Chinese scientists, meanwhile, were horrified by the virulence of the new strain: when mice were infected they died even quicker than when injected with "genotype Z," the fearsome H5N1 variant currently killing farmers and their children in Vietnam.
As you'd expect, the article focuses on the state of preparedness for a pandemic in the US; Davis even mentions at one point that the British government is much better prepared. Which sounds quite comforting, until Davis puts this in persepective:
[The British press...] revealed that officials were scouring the country for suitable sites for mass mortuaries, based on official fears that avian flu could kill as many as 700,000 Britons.
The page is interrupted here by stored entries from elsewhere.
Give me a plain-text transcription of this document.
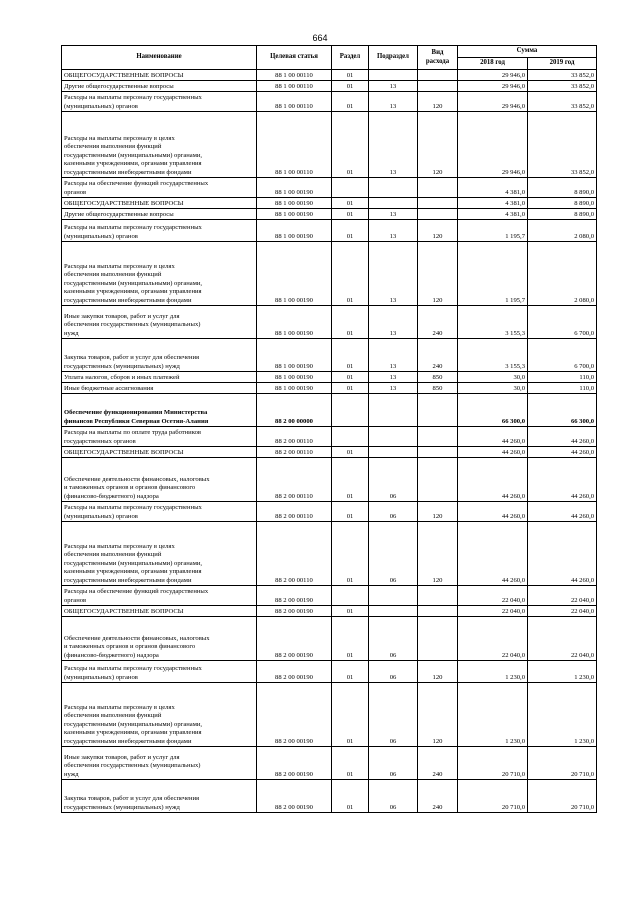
664
Наименование	Целевая статья	Раздел	Подраздел	Вид расхода	Сумма	
					2018 год	2019 год
ОБЩЕГОСУДАРСТВЕННЫЕ ВОПРОСЫ	88 1 00 00110	01			29 946,0	33 852,0
Другие общегосударственные вопросы	88 1 00 00110	01	13		29 946,0	33 852,0
Расходы на выплаты персоналу государственных
(муниципальных) органов	88 1 00 00110	01	13	120	29 946,0	33 852,0
Расходы на выплаты персоналу в целях
обеспечения выполнения функций
государственными (муниципальными) органами,
казенными учреждениями, органами управления
государственными внебюджетными фондами	88 1 00 00110	01	13	120	29 946,0	33 852,0
Расходы на обеспечение функций государственных
органов	88 1 00 00190				4 381,0	8 890,0
ОБЩЕГОСУДАРСТВЕННЫЕ ВОПРОСЫ	88 1 00 00190	01			4 381,0	8 890,0
Другие общегосударственные вопросы	88 1 00 00190	01	13		4 381,0	8 890,0
Расходы на выплаты персоналу государственных
(муниципальных) органов	88 1 00 00190	01	13	120	1 195,7	2 080,0
Расходы на выплаты персоналу в целях
обеспечения выполнения функций
государственными (муниципальными) органами,
казенными учреждениями, органами управления
государственными внебюджетными фондами	88 1 00 00190	01	13	120	1 195,7	2 080,0
Иные закупки товаров, работ и услуг для
обеспечения государственных (муниципальных)
нужд	88 1 00 00190	01	13	240	3 155,3	6 700,0
Закупка товаров, работ и услуг для обеспечения
государственных (муниципальных) нужд	88 1 00 00190	01	13	240	3 155,3	6 700,0
Уплата налогов, сборов и иных платежей	88 1 00 00190	01	13	850	30,0	110,0
Иные бюджетные ассигнования	88 1 00 00190	01	13	850	30,0	110,0
Обеспечение функционирования Министерства
финансов Республики Северная Осетия-Алания	88 2 00 00000				66 300,0	66 300,0
Расходы на выплаты по оплате труда работников
государственных органов	88 2 00 00110				44 260,0	44 260,0
ОБЩЕГОСУДАРСТВЕННЫЕ ВОПРОСЫ	88 2 00 00110	01			44 260,0	44 260,0
Обеспечение деятельности финансовых, налоговых
и таможенных органов и органов финансового
(финансово-бюджетного) надзора	88 2 00 00110	01	06		44 260,0	44 260,0
Расходы на выплаты персоналу государственных
(муниципальных) органов	88 2 00 00110	01	06	120	44 260,0	44 260,0
Расходы на выплаты персоналу в целях
обеспечения выполнения функций
государственными (муниципальными) органами,
казенными учреждениями, органами управления
государственными внебюджетными фондами	88 2 00 00110	01	06	120	44 260,0	44 260,0
Расходы на обеспечение функций государственных
органов	88 2 00 00190				22 040,0	22 040,0
ОБЩЕГОСУДАРСТВЕННЫЕ ВОПРОСЫ	88 2 00 00190	01			22 040,0	22 040,0
Обеспечение деятельности финансовых, налоговых
и таможенных органов и органов финансового
(финансово-бюджетного) надзора	88 2 00 00190	01	06		22 040,0	22 040,0
Расходы на выплаты персоналу государственных
(муниципальных) органов	88 2 00 00190	01	06	120	1 230,0	1 230,0
Расходы на выплаты персоналу в целях
обеспечения выполнения функций
государственными (муниципальными) органами,
казенными учреждениями, органами управления
государственными внебюджетными фондами	88 2 00 00190	01	06	120	1 230,0	1 230,0
Иные закупки товаров, работ и услуг для
обеспечения государственных (муниципальных)
нужд	88 2 00 00190	01	06	240	20 710,0	20 710,0
Закупка товаров, работ и услуг для обеспечения
государственных (муниципальных) нужд	88 2 00 00190	01	06	240	20 710,0	20 710,0
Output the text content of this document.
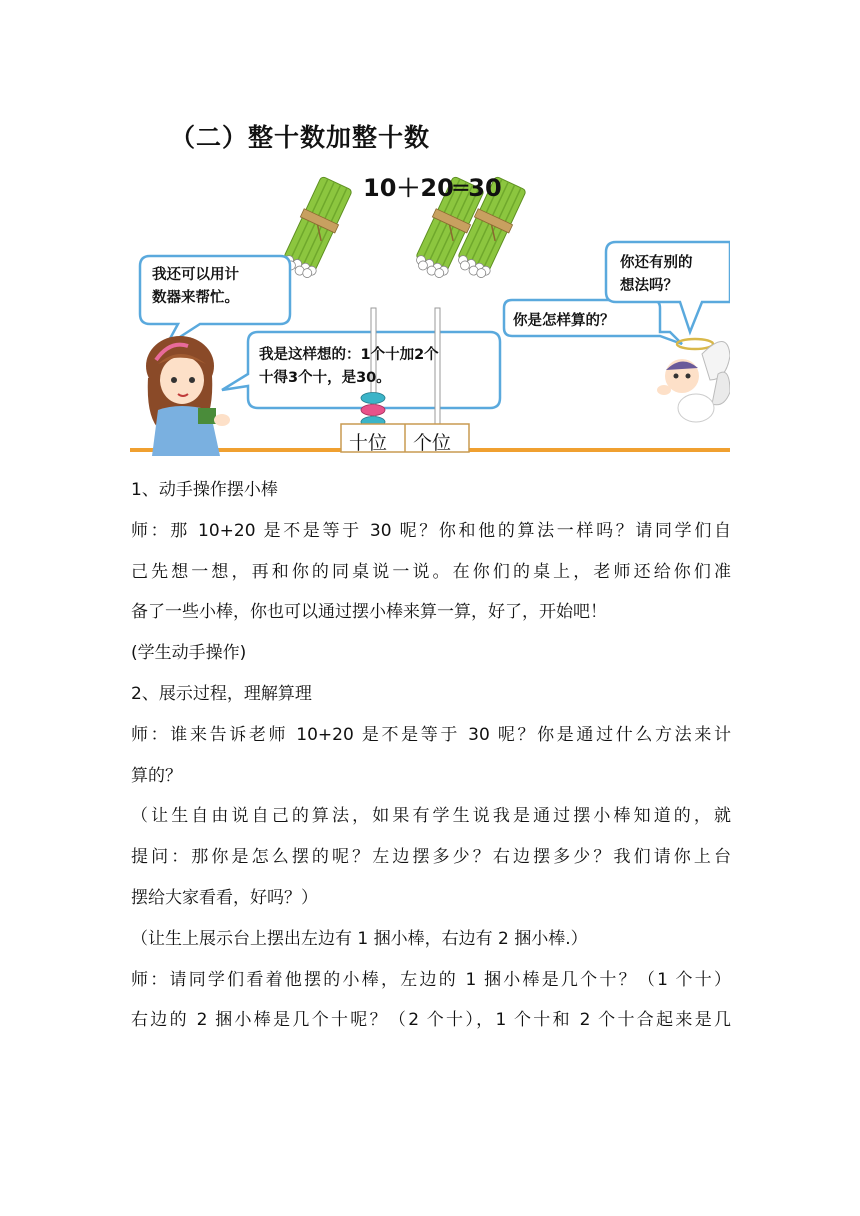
（二）整十数加整十数
10＋20═30
我还可以用计
数器来帮忙。
我是这样想的：1个十加2个
十得3个十，是30。
你是怎样算的？
你还有别的
想法吗？
十位 个位
1、动手操作摆小棒
师：那 10+20 是不是等于 30 呢？你和他的算法一样吗？请同学们自
己先想一想，再和你的同桌说一说。在你们的桌上，老师还给你们准
备了一些小棒，你也可以通过摆小棒来算一算，好了，开始吧！
(学生动手操作)
2、展示过程，理解算理
师：谁来告诉老师 10+20 是不是等于 30 呢？你是通过什么方法来计
算的？
（让生自由说自己的算法，如果有学生说我是通过摆小棒知道的，就
提问：那你是怎么摆的呢？左边摆多少？右边摆多少？我们请你上台
摆给大家看看，好吗？）
（让生上展示台上摆出左边有 1 捆小棒，右边有 2 捆小棒.）
师：请同学们看着他摆的小棒，左边的 1 捆小棒是几个十？（1 个十）
右边的 2 捆小棒是几个十呢？（2 个十），1 个十和 2 个十合起来是几
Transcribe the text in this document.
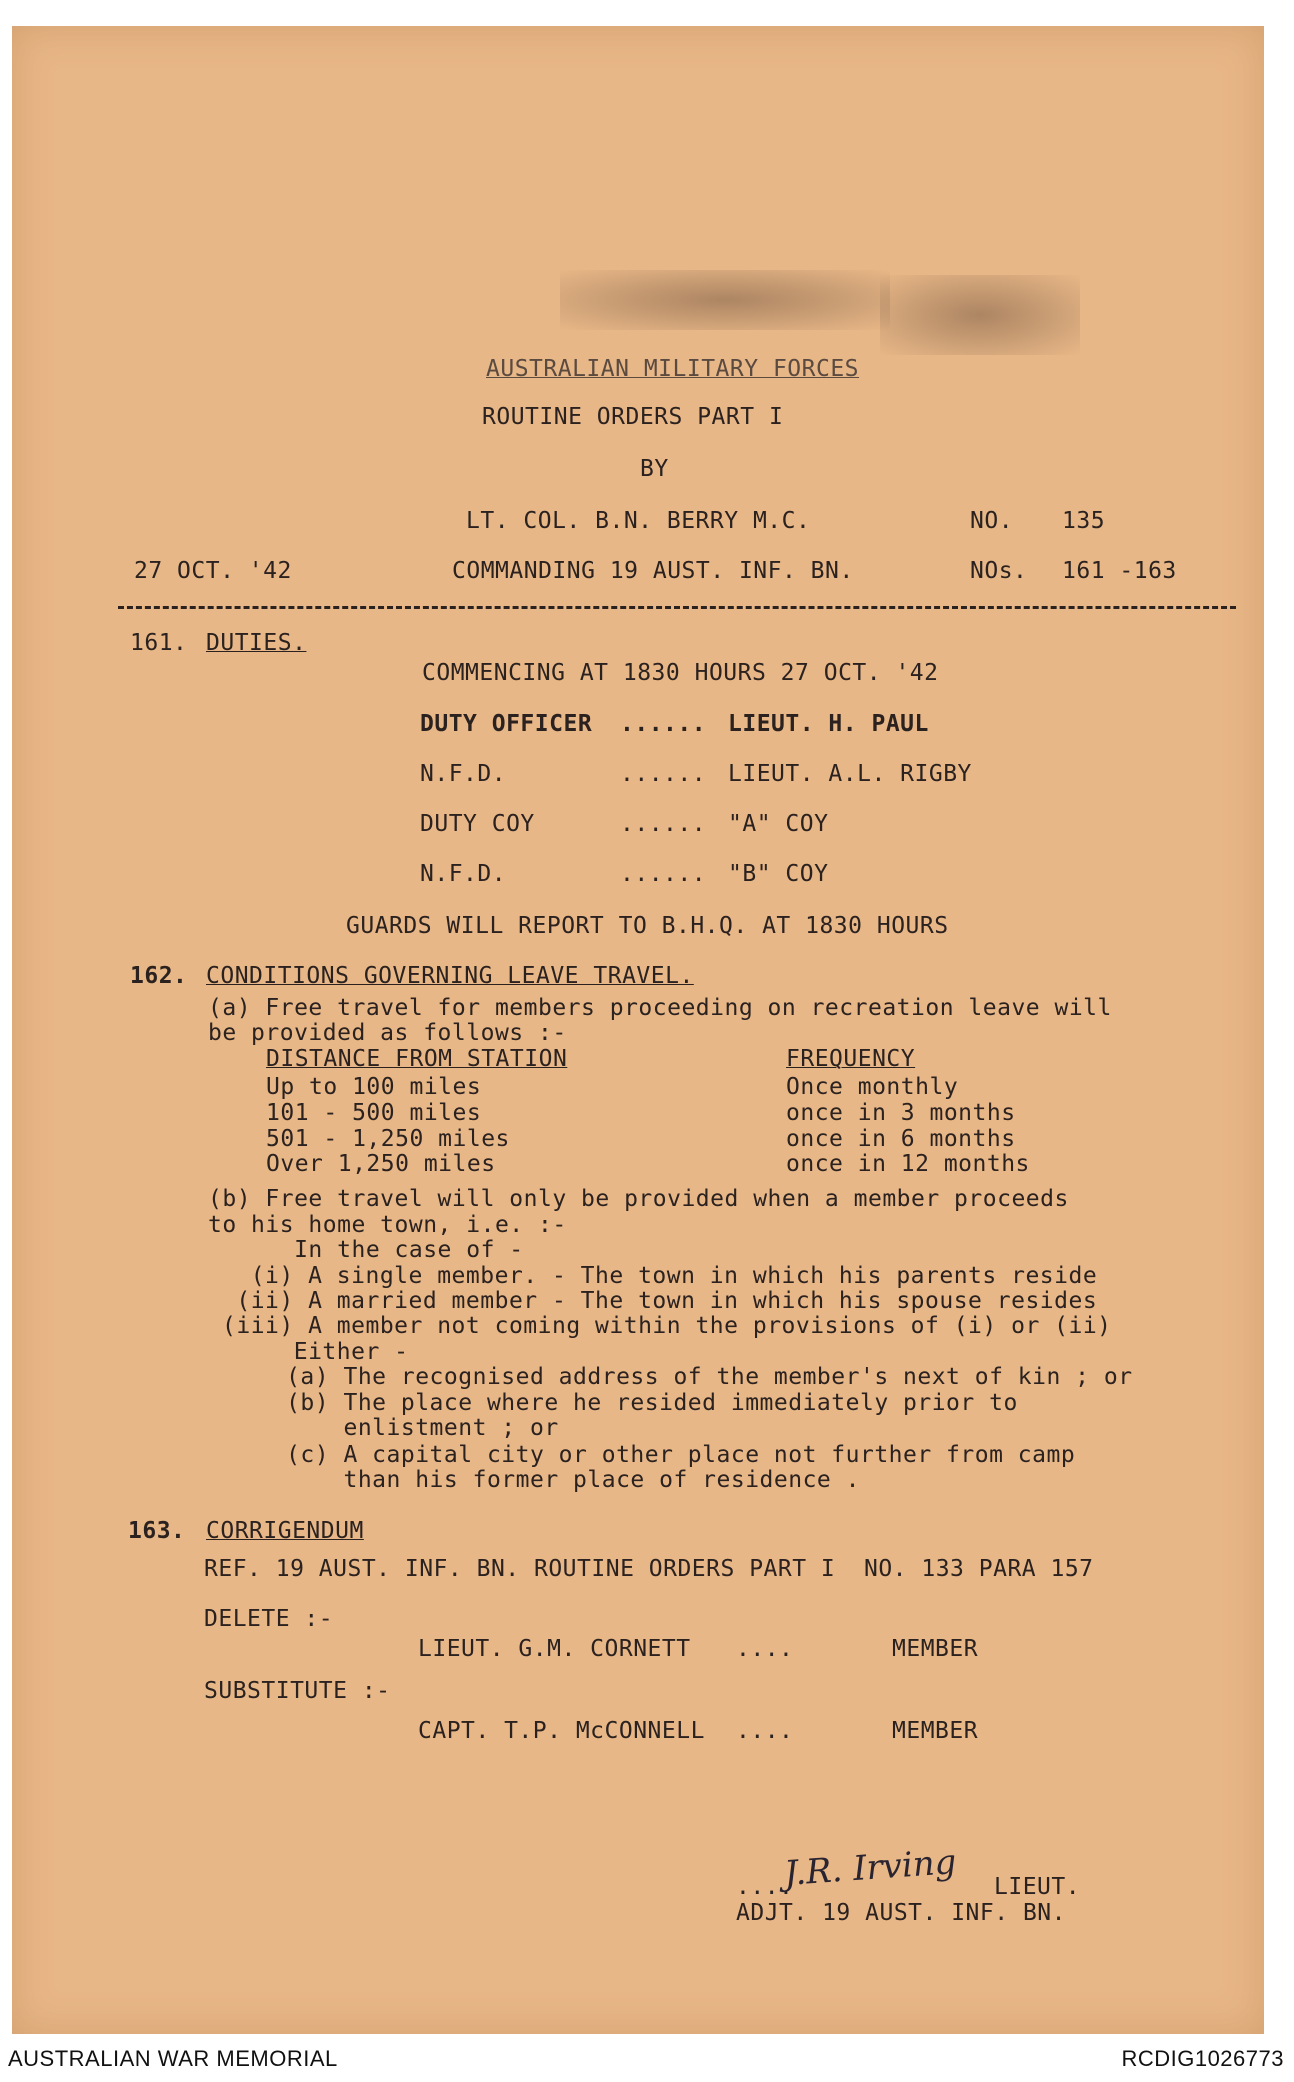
AUSTRALIAN MILITARY FORCES
ROUTINE ORDERS PART I
BY
LT. COL. B.N. BERRY M.C.	NO. 135
27 OCT. '42	COMMANDING 19 AUST. INF. BN.	NOs. 161 -163
161. DUTIES.
COMMENCING AT 1830 HOURS 27 OCT. '42
DUTY OFFICER ...... LIEUT. H. PAUL
N.F.D.	...... LIEUT. A.L. RIGBY
DUTY COY	...... "A" COY
N.F.D.	...... "B" COY
GUARDS WILL REPORT TO B.H.Q. AT 1830 HOURS
162. CONDITIONS GOVERNING LEAVE TRAVEL.
(a) Free travel for members proceeding on recreation leave will
be provided as follows :-
DISTANCE FROM STATION	FREQUENCY
Up to 100 miles	Once monthly
101 - 500 miles	once in 3 months
501 - 1,250 miles	once in 6 months
Over 1,250 miles	once in 12 months
(b) Free travel will only be provided when a member proceeds
to his home town, i.e. :-
In the case of -
(i) A single member. - The town in which his parents reside
(ii) A married member - The town in which his spouse resides
(iii) A member not coming within the provisions of (i) or (ii)
Either -
(a) The recognised address of the member's next of kin ; or
(b) The place where he resided immediately prior to
enlistment ; or
(c) A capital city or other place not further from camp
than his former place of residence .
163. CORRIGENDUM
REF. 19 AUST. INF. BN. ROUTINE ORDERS PART I  NO. 133 PARA 157
DELETE :-
LIEUT. G.M. CORNETT ....	MEMBER
SUBSTITUTE :-
CAPT. T.P. McCONNELL ....	MEMBER
....
J.R. Irving LIEUT.
ADJT. 19 AUST. INF. BN.
AUSTRALIAN WAR MEMORIAL	RCDIG1026773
The Blair government is already conducting emergency simulations of a pandemic outbreak ("Operation Arctic Sea") and is reported to have readied "Cobra" — a cabinet-level working group that coordinates government responses to national emergencies like the recent London bombings from a secret war room in Whitehall — to deal with an avian flu crisis.
Note to self: must stockpile three months-worth of food, pronto.